If there is a river or other waterway located on your property, you may wonder if you have a right of access to it. Since it’s on your property, you would think that you would have access, but that access doesn’t necessarily come with a right to exclusive use.
When a river passes through your property, you generally have the right to access the waterway. However, you don’t have the right to limit other people’s access under most circumstances, with the caveat that they stay in the water and don’t come onto your property.
Do people need permission to use a river that goes through your property?
It depends. Riparian rights, rights of owners of waterfront property, state that owners have a right to the reasonable use of the water as it flows over or through the property. They may have a right to:
- Fish in the river
- Take steps to prevent erosion or flooding on the property
- Acquire accretion, of the land created when water deposits soil
- Boomage, which is the fee charged for securing a boom
Generally speaking, these rights tell you what you can do with water as it passes through the area as well as how to handle the bank of the river. Owners are, through federal legislation, encouraged to allow public access to water for recreational purposes.
Someone who is rafting down the river likely does not need to have permission to float down the river past your property. On the other hand, if rafters are stopping and using your dock or coming onto your property, then you may ask them to leave or pay a fee for using your property.

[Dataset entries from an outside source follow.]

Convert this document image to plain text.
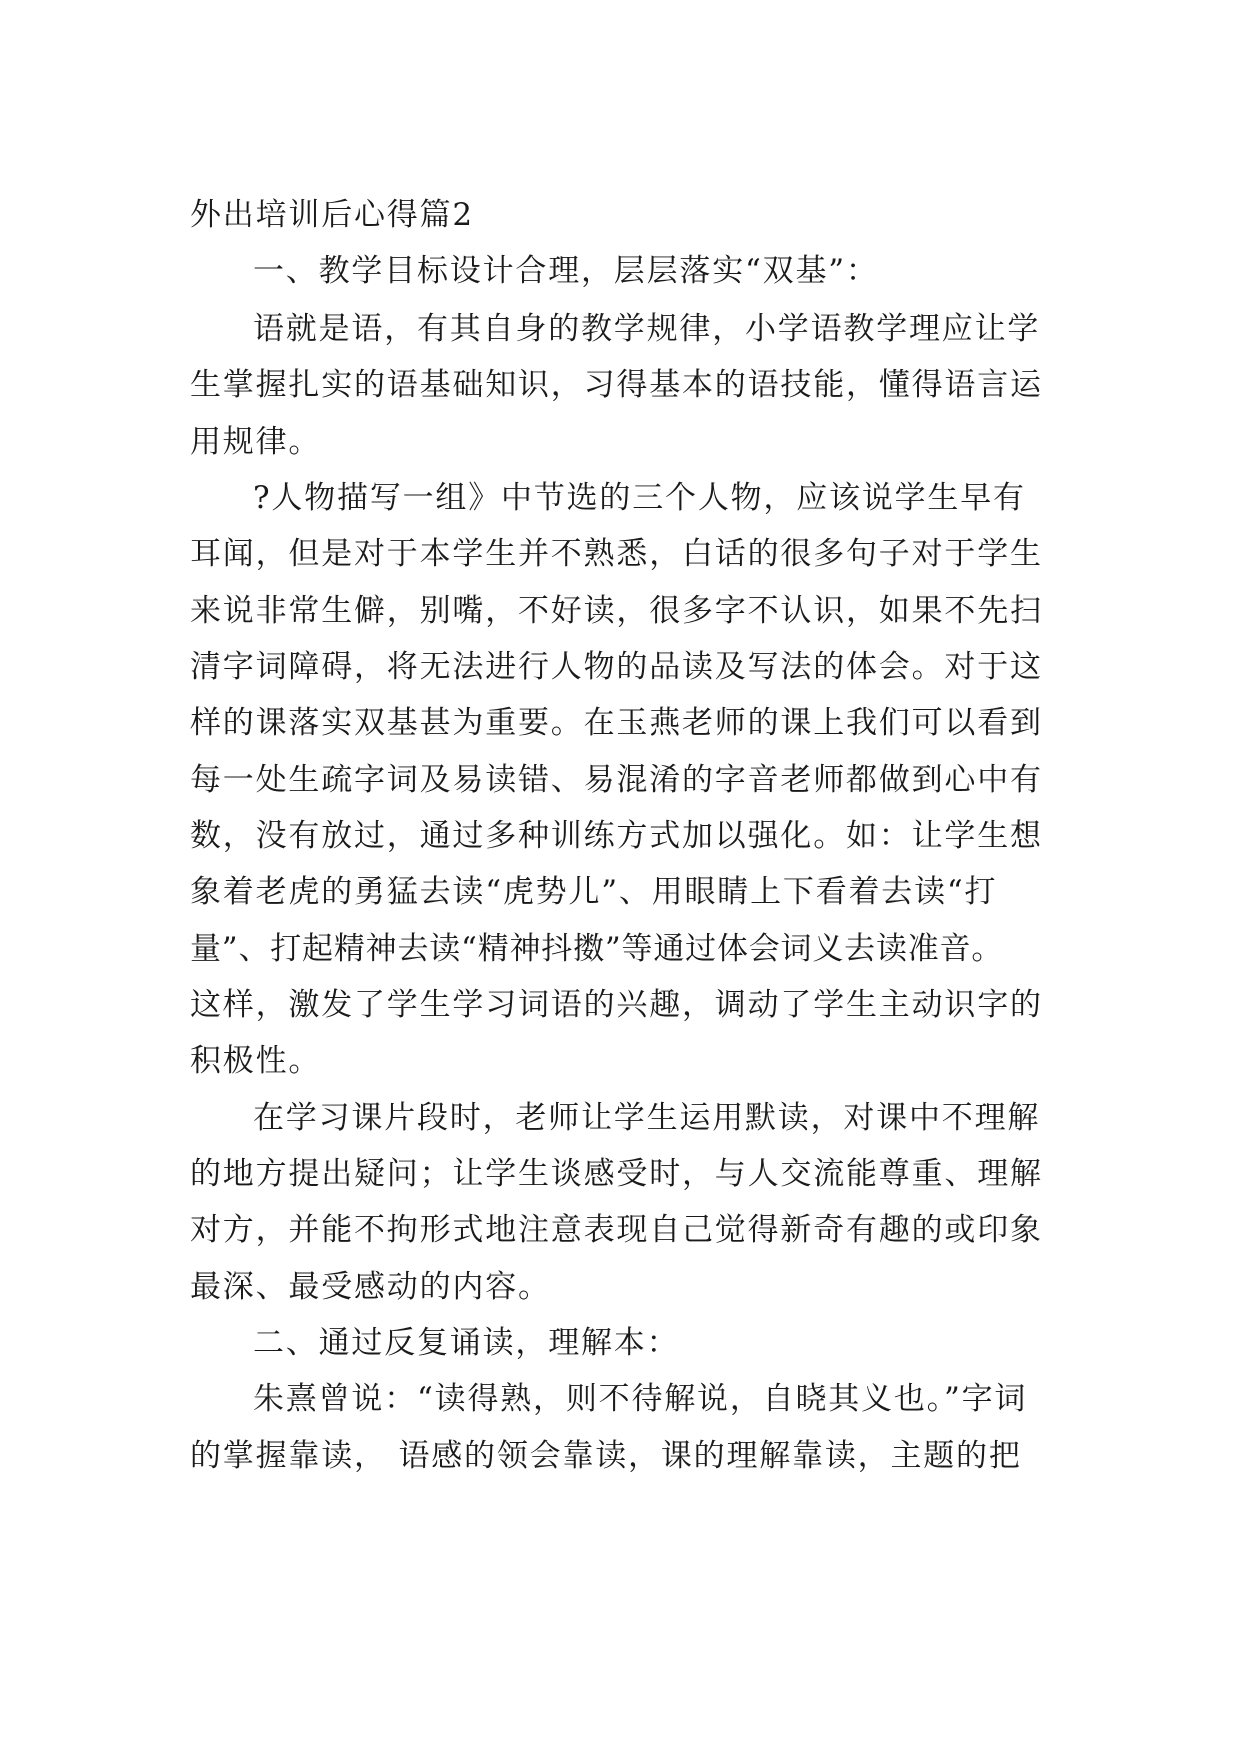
外出培训后心得篇2
一、教学目标设计合理，层层落实“双基”：
语就是语，有其自身的教学规律，小学语教学理应让学
生掌握扎实的语基础知识，习得基本的语技能，懂得语言运
用规律。
?人物描写一组》中节选的三个人物，应该说学生早有
耳闻，但是对于本学生并不熟悉，白话的很多句子对于学生
来说非常生僻，别嘴，不好读，很多字不认识，如果不先扫
清字词障碍，将无法进行人物的品读及写法的体会。对于这
样的课落实双基甚为重要。在玉燕老师的课上我们可以看到
每一处生疏字词及易读错、易混淆的字音老师都做到心中有
数，没有放过，通过多种训练方式加以强化。如：让学生想
象着老虎的勇猛去读“虎势儿”、用眼睛上下看着去读“打
量”、打起精神去读“精神抖擞”等通过体会词义去读准音。
这样，激发了学生学习词语的兴趣，调动了学生主动识字的
积极性。
在学习课片段时，老师让学生运用默读，对课中不理解
的地方提出疑问；让学生谈感受时，与人交流能尊重、理解
对方，并能不拘形式地注意表现自己觉得新奇有趣的或印象
最深、最受感动的内容。
二、通过反复诵读，理解本：
朱熹曾说：“读得熟，则不待解说，自晓其义也。”字词
的掌握靠读， 语感的领会靠读，课的理解靠读，主题的把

Waterway rights can be complex, so it’s valuable to know your local, state and federal laws
While this subject might seem straightforward, it can be confusing to know how far your property extends and when others need permission to use it. It’s valuable for you to get to know the local and federal laws that may apply to your case. If others are violating your rights as a property owner, good signage, a fee structure or other options may help you take back control.